When data is sent upstream to data lakes, Diskover uses Parquet to multi-stream the data. CPO Paul Honrud tells us: “Take data from Elasticsearch into Snowflake. When you’re dealing with 80 billion files, it introduces delay, multi hopping my data, and it’s air prone because that’s a lot of data to be dealing with. … We found that if we could index the file system …we were creating a JSON blob and pushing the JSON blob into Elasticsearch. Once we had married some metadata to it, we could take and drop that into a Parquet-formatted S3 object that is consumable right by these things. And we could curate it. We could down select the data going into the data warehouse.”

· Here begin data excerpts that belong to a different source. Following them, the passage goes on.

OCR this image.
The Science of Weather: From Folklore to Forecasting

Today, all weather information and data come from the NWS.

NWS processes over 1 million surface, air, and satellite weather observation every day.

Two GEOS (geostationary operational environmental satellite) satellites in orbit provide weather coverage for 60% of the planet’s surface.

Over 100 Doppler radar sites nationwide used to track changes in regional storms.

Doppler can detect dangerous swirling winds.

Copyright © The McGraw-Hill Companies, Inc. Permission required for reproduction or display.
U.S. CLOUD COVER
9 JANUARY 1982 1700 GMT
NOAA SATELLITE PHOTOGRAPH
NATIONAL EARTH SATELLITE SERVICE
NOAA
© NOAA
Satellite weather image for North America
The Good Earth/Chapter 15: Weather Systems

Pipelines used to be specific in kind for vertical application areas such as entertainment and media, life sciences, and oil and gas. The surge in GenAI interest has made AI pipelining horizontal.
Diskover says its customer are getting bigger; “Well into six figures,” and growing fast requires cash. Hall told us: “We’ve never had VC funding. We’re doing a round right now and we’ve got some strategics involved in that.”

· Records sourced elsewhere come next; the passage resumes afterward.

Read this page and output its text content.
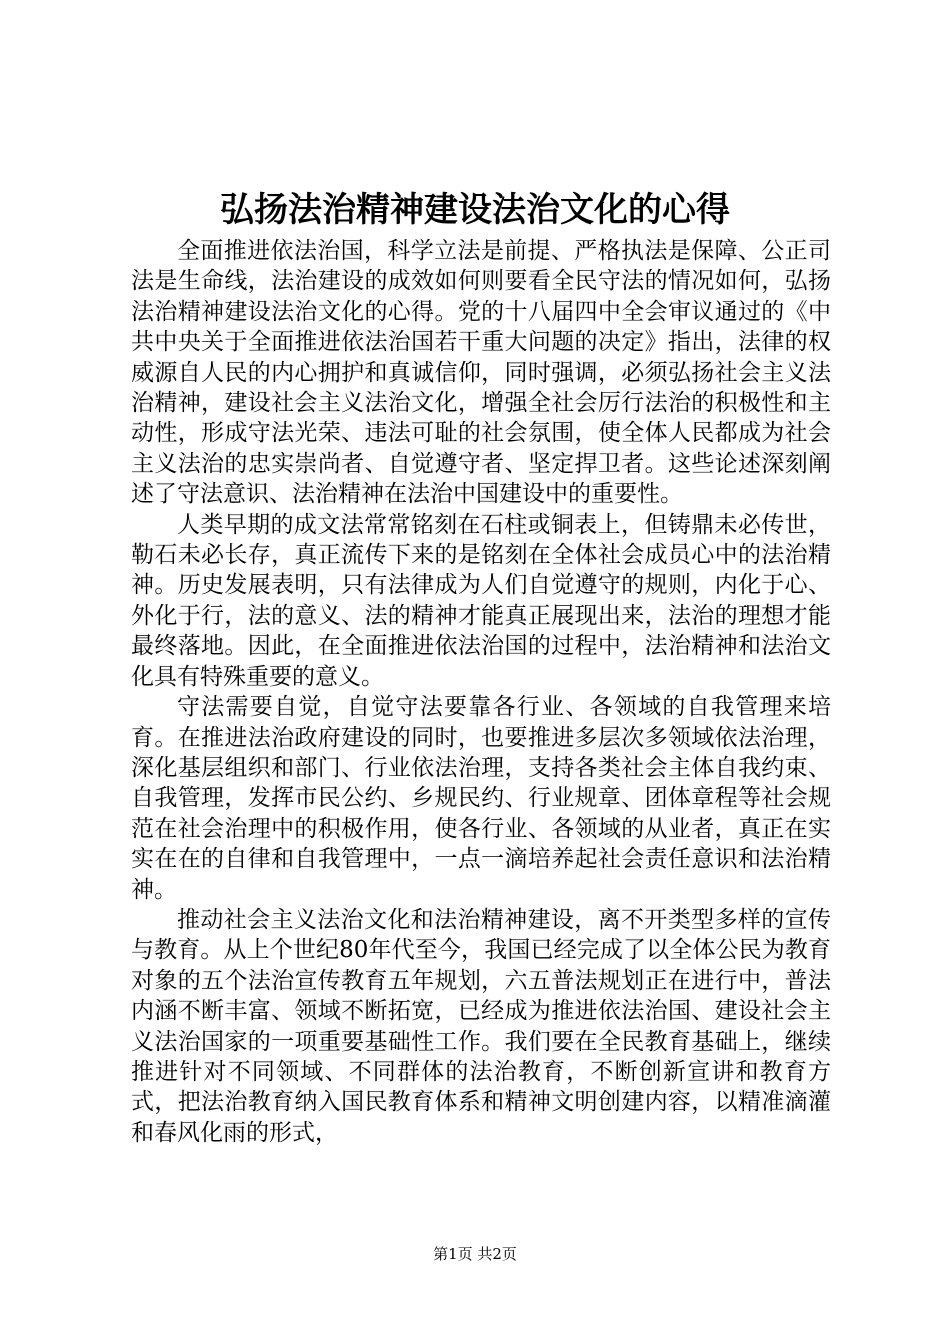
弘扬法治精神建设法治文化的心得

全面推进依法治国，科学立法是前提、严格执法是保障、公正司法是生命线，法治建设的成效如何则要看全民守法的情况如何，弘扬法治精神建设法治文化的心得。党的十八届四中全会审议通过的《中共中央关于全面推进依法治国若干重大问题的决定》指出，法律的权威源自人民的内心拥护和真诚信仰，同时强调，必须弘扬社会主义法治精神，建设社会主义法治文化，增强全社会厉行法治的积极性和主动性，形成守法光荣、违法可耻的社会氛围，使全体人民都成为社会主义法治的忠实崇尚者、自觉遵守者、坚定捍卫者。这些论述深刻阐述了守法意识、法治精神在法治中国建设中的重要性。

人类早期的成文法常常铭刻在石柱或铜表上，但铸鼎未必传世，勒石未必长存，真正流传下来的是铭刻在全体社会成员心中的法治精神。历史发展表明，只有法律成为人们自觉遵守的规则，内化于心、外化于行，法的意义、法的精神才能真正展现出来，法治的理想才能最终落地。因此，在全面推进依法治国的过程中，法治精神和法治文化具有特殊重要的意义。

守法需要自觉，自觉守法要靠各行业、各领域的自我管理来培育。在推进法治政府建设的同时，也要推进多层次多领域依法治理，深化基层组织和部门、行业依法治理，支持各类社会主体自我约束、自我管理，发挥市民公约、乡规民约、行业规章、团体章程等社会规范在社会治理中的积极作用，使各行业、各领域的从业者，真正在实实在在的自律和自我管理中，一点一滴培养起社会责任意识和法治精神。

推动社会主义法治文化和法治精神建设，离不开类型多样的宣传与教育。从上个世纪80年代至今，我国已经完成了以全体公民为教育对象的五个法治宣传教育五年规划，六五普法规划正在进行中，普法内涵不断丰富、领域不断拓宽，已经成为推进依法治国、建设社会主义法治国家的一项重要基础性工作。我们要在全民教育基础上，继续推进针对不同领域、不同群体的法治教育，不断创新宣讲和教育方式，把法治教育纳入国民教育体系和精神文明创建内容，以精准滴灌和春风化雨的形式，

第1页 共2页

Honrud dislikes the idea of early-stage VC money: “if you take a bunch of VC money early, you spend it like a kid in an inheritance and the landscape is littered with these. They don’t know what to build. They burn through some money, then they realise they have to pivot. Komprise is right down this path. How many times did they pivot it? How much money have they taken to try to figure out where the market is? You have people like Igneous that didn’t survive. And so the VC funding early on I think distracts you from absolutely solving the problem for the customer.”

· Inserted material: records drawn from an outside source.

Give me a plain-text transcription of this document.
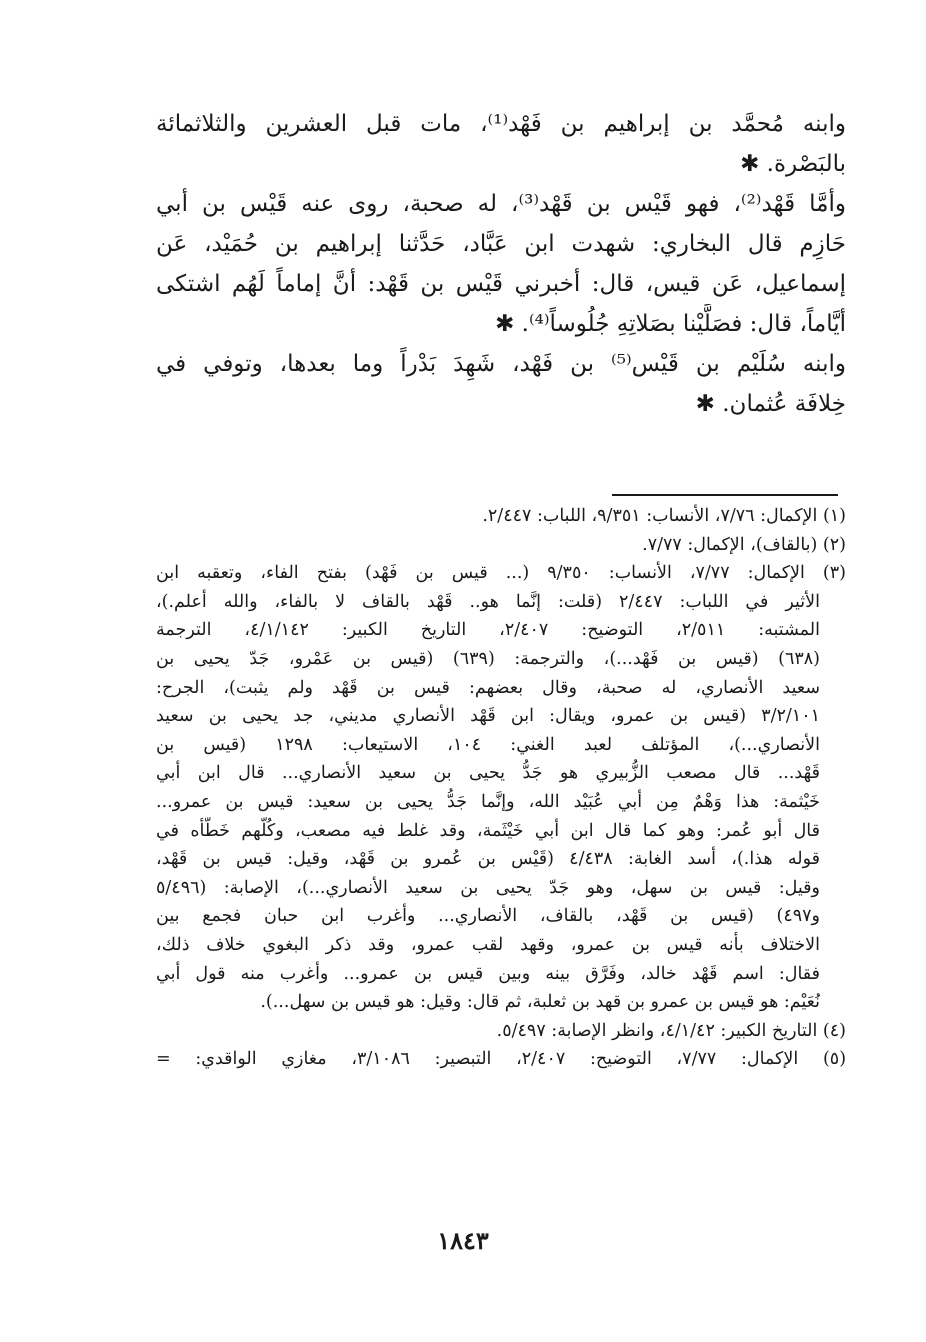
وابنه مُحمَّد بن إبراهيم بن فَهْد⁽¹⁾، مات قبل العشرين والثلاثمائة
بالبَصْرة. ✱
وأمَّا قَهْد⁽²⁾، فهو قَيْس بن قَهْد⁽³⁾، له صحبة، روى عنه قَيْس بن أبي
حَازِم قال البخاري: شهدت ابن عَبَّاد، حَدَّثنا إبراهيم بن حُمَيْد، عَن
إسماعيل، عَن قيس، قال: أخبرني قَيْس بن قَهْد: أنَّ إماماً لَهُم اشتكى
أيَّاماً، قال: فصَلَّيْنا بصَلاتِهِ جُلُوساً⁽⁴⁾. ✱
وابنه سُلَيْم بن قَيْس⁽⁵⁾ بن فَهْد، شَهِدَ بَدْراً وما بعدها، وتوفي في
خِلافَة عُثمان. ✱
(١) الإكمال: ٧/٧٦، الأنساب: ٩/٣٥١، اللباب: ٢/٤٤٧.
(٢) (بالقاف)، الإكمال: ٧/٧٧.
(٣) الإكمال: ٧/٧٧، الأنساب: ٩/٣٥٠ (... قيس بن فَهْد) بفتح الفاء، وتعقبه ابن
الأثير في اللباب: ٢/٤٤٧ (قلت: إنَّما هو.. قَهْد بالقاف لا بالفاء، والله أعلم.)،
المشتبه: ٢/٥١١، التوضيح: ٢/٤٠٧، التاريخ الكبير: ٤/١/١٤٢، الترجمة
(٦٣٨) (قيس بن فَهْد...)، والترجمة: (٦٣٩) (قيس بن عَمْرو، جَدّ يحيى بن
سعيد الأنصاري، له صحبة، وقال بعضهم: قيس بن قَهْد ولم يثبت)، الجرح:
٣/٢/١٠١ (قيس بن عمرو، ويقال: ابن قَهْد الأنصاري مديني، جد يحيى بن سعيد
الأنصاري...)، المؤتلف لعبد الغني: ١٠٤، الاستيعاب: ١٢٩٨ (قيس بن
قَهْد... قال مصعب الزُّبيري هو جَدُّ يحيى بن سعيد الأنصاري... قال ابن أبي
خَيْثمة: هذا وَهْمٌ مِن أبي عُبَيْد الله، وإنَّما جَدُّ يحيى بن سعيد: قيس بن عمرو...
قال أبو عُمر: وهو كما قال ابن أبي خَيْثَمة، وقد غلط فيه مصعب، وكُلُّهم خَطَّأه في
قوله هذا.)، أسد الغابة: ٤/٤٣٨ (قَيْس بن عُمرو بن قَهْد، وقيل: قيس بن قَهْد،
وقيل: قيس بن سهل، وهو جَدّ يحيى بن سعيد الأنصاري...)، الإصابة: (٥/٤٩٦
و٤٩٧) (قيس بن قَهْد، بالقاف، الأنصاري... وأغرب ابن حبان فجمع بين
الاختلاف بأنه قيس بن عمرو، وقهد لقب عمرو، وقد ذكر البغوي خلاف ذلك،
فقال: اسم قَهْد خالد، وفَرَّق بينه وبين قيس بن عمرو... وأغرب منه قول أبي
نُعَيْم: هو قيس بن عمرو بن قهد بن ثعلبة، ثم قال: وقيل: هو قيس بن سهل...).
(٤) التاريخ الكبير: ٤/١/٤٢، وانظر الإصابة: ٥/٤٩٧.
(٥) الإكمال: ٧/٧٧، التوضيح: ٢/٤٠٧، التبصير: ٣/١٠٨٦، مغازي الواقدي: =
١٨٤٣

We were curious about how Diskover relates to Hammerspace, which it regards as a metadata source and not a competitor. Hall told us: “I think philosophically we align really well with Hammerspace. …It’s like if you have this global namespace, you still need to know where the relevant data is underneath that global namespace. And that’s where we are a nice kind of fit under something like that.”
In his view: “if you look at S3 as a protocol, I can store key value pairs native with the object. So the ability to store custom metadata with an object has been around with S3 for 10, 15 years [and] your general person is dropping data into S3 with no metadata.” Adding metadata requires human tagging and that doesn’t scale. There’s no automated metadata for the masses-type capability.
Honrud went on to opine that VAST and Hammerspace have moved that [KV pairs] over to the file system, adding that “Well I’ve had that with S3 and not a lot of people are taking advantage of it.”
Diskover can produce high-quality metadata in an automated way and that capability can be used by Dell, Hammerspace, NetApp, VAST Data and other supplier’s customers who need that metadata in order to automate data handling pipelines.
Hall said: “We sit in this kind of Switzerland world where we really aspire to be this kind of unstructured data platform that knows the most about your metadata and ultimately where you want to drop it off, meaning AI or data warehouses or what have you. … We’ve got a pretty cool little offering and we just haven’t told the world historically. Now we’re starting to try to tell the world.”